Kanal (GV Prakash) is an engineering student who has been forcefully admitted into an infamous college by his father. After getting to know that brokering seats for commission can make one rich quickly, he gets into the business with his friends and rises among the ranks pretty quickly. He gets into deep trouble at the same pace, and one of his best friends dies. How he gets out of this mess forms the rest of the plot.
The biggest strength of Selfie is probably its screenplay and writing. The film doesn’t waste much time getting into the narrative, and the premise that has been chosen is something that has rarely been addressed in Tamil cinema. It explores the world of college-seat brokering and how innocent parents are being cheated by the big system that also involves college management.

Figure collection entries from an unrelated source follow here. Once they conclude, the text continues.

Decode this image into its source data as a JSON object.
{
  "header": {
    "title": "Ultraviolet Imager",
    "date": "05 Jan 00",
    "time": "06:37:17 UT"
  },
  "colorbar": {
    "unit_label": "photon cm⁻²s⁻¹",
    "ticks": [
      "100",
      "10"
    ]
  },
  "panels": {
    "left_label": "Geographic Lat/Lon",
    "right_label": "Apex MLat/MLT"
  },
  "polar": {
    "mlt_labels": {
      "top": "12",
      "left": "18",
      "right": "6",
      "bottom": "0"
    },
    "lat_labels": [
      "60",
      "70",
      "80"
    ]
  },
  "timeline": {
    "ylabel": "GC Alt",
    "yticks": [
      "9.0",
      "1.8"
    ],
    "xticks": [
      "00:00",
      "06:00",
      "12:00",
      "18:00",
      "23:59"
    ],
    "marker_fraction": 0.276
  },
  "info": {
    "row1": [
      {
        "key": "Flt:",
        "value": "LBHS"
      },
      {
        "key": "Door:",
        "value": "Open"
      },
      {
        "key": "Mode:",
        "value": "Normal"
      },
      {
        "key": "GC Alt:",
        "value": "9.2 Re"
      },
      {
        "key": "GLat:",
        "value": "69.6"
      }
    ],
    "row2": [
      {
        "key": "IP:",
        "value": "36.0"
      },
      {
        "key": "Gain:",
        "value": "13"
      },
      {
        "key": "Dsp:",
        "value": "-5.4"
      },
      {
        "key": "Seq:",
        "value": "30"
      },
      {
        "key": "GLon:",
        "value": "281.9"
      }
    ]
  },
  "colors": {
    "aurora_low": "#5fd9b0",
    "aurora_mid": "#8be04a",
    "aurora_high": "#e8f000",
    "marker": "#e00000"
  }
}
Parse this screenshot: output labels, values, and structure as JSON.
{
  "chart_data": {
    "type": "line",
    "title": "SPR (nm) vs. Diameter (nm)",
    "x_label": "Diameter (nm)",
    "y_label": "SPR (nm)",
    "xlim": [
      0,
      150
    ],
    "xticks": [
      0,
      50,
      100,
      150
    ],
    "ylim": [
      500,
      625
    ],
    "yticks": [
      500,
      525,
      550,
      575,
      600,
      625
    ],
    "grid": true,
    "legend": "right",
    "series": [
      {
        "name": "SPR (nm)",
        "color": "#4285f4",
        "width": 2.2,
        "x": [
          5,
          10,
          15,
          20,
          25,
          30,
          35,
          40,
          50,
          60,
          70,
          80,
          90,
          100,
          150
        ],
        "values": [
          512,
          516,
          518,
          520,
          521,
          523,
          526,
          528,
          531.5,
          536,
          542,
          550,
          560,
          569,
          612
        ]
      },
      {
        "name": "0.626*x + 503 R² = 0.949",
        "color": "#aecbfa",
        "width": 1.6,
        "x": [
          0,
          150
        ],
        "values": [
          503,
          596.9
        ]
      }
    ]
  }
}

GV Prakash comes up with a restrained performance, and Gautham Menon is also extremely composed and convincing as Ravi Varma, the leader of the broker racket. Even though there is less screen time, Varsha Bollamma does well in her portions. However, the one who shines the most is Vagai Chandrasekhar who plays the father of Kanal. There is a beautiful scene where Kanal breaks down in front of his father which stands testament to both their acting skills.
The engagement also faces the same fate – Until midway through the second half, the film is highly engaging. But towards the end, the film becomes a bit predictable. Technically, the film is strong in the music and edit department. The jump cuts are cleverly used by Elaya Raja, the editor. The nature of cuts also goes hand in hand with the pacing of the film.
Mathi Maran, a former associate of Vetri Maaran, is fond of infusing raw action moments into the film, like Vetri Maaran himself. While the actors dole out impressive performances, the supporting cast, including Vagai Chandrasekhar, stands out in emotional scenes. Overall, Selfie has strong content, amazing performances by the leads, and a solid emotional base. The other technical departments also make up to an extent to overshadow the flaws. Try not to miss it in theatres.